A little over a week ago, I received a very kind piece of hate mail in my comments. A teacher of over 32 years, ever so sweetly, told me she felt sorry for me and found me self-centered. Twice. She shared these feelings in a comment to one of my Teacher Gift posts that I write every year (it was from 2010). You see, she taught in inner cities for 31 of those 32 years and felt that I truly must not have appreciated my students if I was sharing with my readers that the best gifts are spa gift cards and unique items from a home-party. She also treasured every single one of those “best teacher mugs” that the kids gifted her with light in each of their eyes.
She did, “however, like the thank you note and group gift idea.”
I wonder what she thought of the teacher recommendation letter?
I congratulated Sandie on her retirement and shared with her that I hoped she would keep in mind my demographic of readers. Most of you who read Julieverse want to think outside the box, and hope to gift something to a teacher from your family.
Sandie’s comment made me take pause. Because she so very charmingly shared that I was self centered, I looked back at my previous posts to see how I’ve expressed myself. Perhaps my wit and humor was missed, but I truly was offended receiving a “Jesus loves you” ornament all those years ago.
But, it brings me back to the question I’m still asked daily:
W hat is the best gift for a teacher?
And here’s where I tell you the dark, dark secret. Every teacher is different. Every teacher has her wants, needs and takes joy in what’s most important to her.
Teachers love gifts from their students–that’s why they pin “I love my teacher” pictures to the bulletin board behind their desks all year long. They love receiving gratitude no matter how it’s offered–in a letter, a YouTube video (check the firewalls first!), a compliment to the principal…
Some teachers cherish donations to a cause close to their hearts. Some teachers could use a gift card to Target, Homegoods, clothing shop where they love to shop, a local boutique or a swanky restaurant because they need to get away from their daily life. Some teachers would thrill to receive a bottle of wine. Some love to admire their pretty nails on as they type emails to parents late into the night and would be excited to receive a manicure gift card. Some just want to see a movie at the theater, or get her hands on the latest book by her favorite author.

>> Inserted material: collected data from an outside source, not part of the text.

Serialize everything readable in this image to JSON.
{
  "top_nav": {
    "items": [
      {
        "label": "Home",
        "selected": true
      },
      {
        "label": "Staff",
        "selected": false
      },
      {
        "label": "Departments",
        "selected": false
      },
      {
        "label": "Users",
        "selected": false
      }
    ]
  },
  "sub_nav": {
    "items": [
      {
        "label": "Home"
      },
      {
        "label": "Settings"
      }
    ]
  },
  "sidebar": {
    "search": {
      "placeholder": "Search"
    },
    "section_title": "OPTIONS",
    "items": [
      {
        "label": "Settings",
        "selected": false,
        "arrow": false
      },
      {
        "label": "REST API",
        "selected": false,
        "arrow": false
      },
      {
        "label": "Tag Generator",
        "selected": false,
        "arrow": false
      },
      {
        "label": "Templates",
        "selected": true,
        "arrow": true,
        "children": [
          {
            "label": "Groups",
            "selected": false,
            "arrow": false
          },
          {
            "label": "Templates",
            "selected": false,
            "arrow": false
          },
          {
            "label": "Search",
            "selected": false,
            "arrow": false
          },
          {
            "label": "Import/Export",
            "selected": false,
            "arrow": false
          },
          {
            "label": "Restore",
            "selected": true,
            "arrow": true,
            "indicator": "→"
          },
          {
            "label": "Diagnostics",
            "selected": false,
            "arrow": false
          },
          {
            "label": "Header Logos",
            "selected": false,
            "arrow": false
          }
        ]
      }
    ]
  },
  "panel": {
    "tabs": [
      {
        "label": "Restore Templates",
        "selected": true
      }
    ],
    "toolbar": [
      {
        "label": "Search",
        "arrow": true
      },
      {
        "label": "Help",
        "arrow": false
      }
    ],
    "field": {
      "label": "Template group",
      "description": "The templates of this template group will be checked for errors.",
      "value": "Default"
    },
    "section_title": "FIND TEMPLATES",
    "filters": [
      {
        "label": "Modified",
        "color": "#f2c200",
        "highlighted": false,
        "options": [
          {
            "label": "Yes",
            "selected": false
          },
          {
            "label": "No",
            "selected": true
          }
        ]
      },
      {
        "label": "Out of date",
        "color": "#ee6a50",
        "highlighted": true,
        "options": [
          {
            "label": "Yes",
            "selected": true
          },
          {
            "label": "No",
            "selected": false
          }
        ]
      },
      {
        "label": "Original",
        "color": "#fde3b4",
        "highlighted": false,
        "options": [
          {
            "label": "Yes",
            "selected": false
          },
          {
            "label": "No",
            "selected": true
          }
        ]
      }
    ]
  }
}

Top 3 new gifts for teachers for 2013
Joseph Nogucci Bracelet
I’ve been featuring Nogucci bracelets a lot lately, and that’s because the bracelets are so well designed and the craftsmanship is stellar. Plus, their variety of price points are doable for many gifts. You’ll find bracelets from $19 through over $100. Right now, use code CYBER for 60% off all stones. (I do not know the end-date for this coupon code.)
(The bracelet featured here is called Mind and the description is just perfect for teachers: “Follow the path of the illuminated and become enlightened…”)
A Classroom Book
I love giving elementary school teachers new books to cherish in classroom libraries. It’s hard to find books she doesn’t already have in there, so, this time of year, I look for the latest and greatest. This year’s new top seller is The Day the Crayons Quit, Amazon Best Children’s Book of 2013.
From Amazon: The Day the Crayons Quit, Drew Daywalt’s clever story of a box of crayons gone rogue will get the whole family laughing at the letters written by the occupants of the ubiquitous yellow and green box. The combination of text and Oliver Jeffers’ illustrations match the colors’ personalities beautifully as the crayons share their concern, appreciation, or downright frustration: yellow and orange demand to know the true color of the sun, while green–clearly the people pleaser of the bunch–is happy with his workload of crocodiles, trees, and dinosaurs. Peach crayon wants to know why his wrapper was torn off, leaving him naked and in hiding; blue is exhausted and, well, worn out; and pink wants a little more paper time. The result of this letter writing campaign is colorful creativity and after reading this book I will never look at crayons the same way again–nor would I want to. —Seira Wilson
For older elementary classrooms, if she doesn’t already have Wonder in her library, please add it to the class collection. (She’ll love it, and so will the students.)
Membership to a local museum
You’ll have to get to know the teacher a little bit for this one, and likely pair up with a few parent-friends… last year our first grade class gave the teacher a 1-year membership to Longwood Gardens, one of the premier botanical gardens in the United States, the idea came to be when, on a field trip the teacher mentioned in passing that she would love a membership so that she could really enjoy the atmosphere, beyond a fieldtrip visit. Whether your teacher loves the zoo, art or science, a local museum membership might be a great idea. If you’re not sure… ask one of her colleagues.
When in doubt, ask!
It’s not so easy to ask a teacher “hey, what do you want for the holidays?” because that’s always awkward… but you know who usually knows? The school secretary, a grade-level colleague, her mentor or a partner teacher. Teachers spend a lot of time together each year, so they’ll definitely get to know their interests. We recently asked our school director what to gift a teacher and learned that she loves Outback Steakhouse and is always looking for an excuse to eat there. See how easy that was?!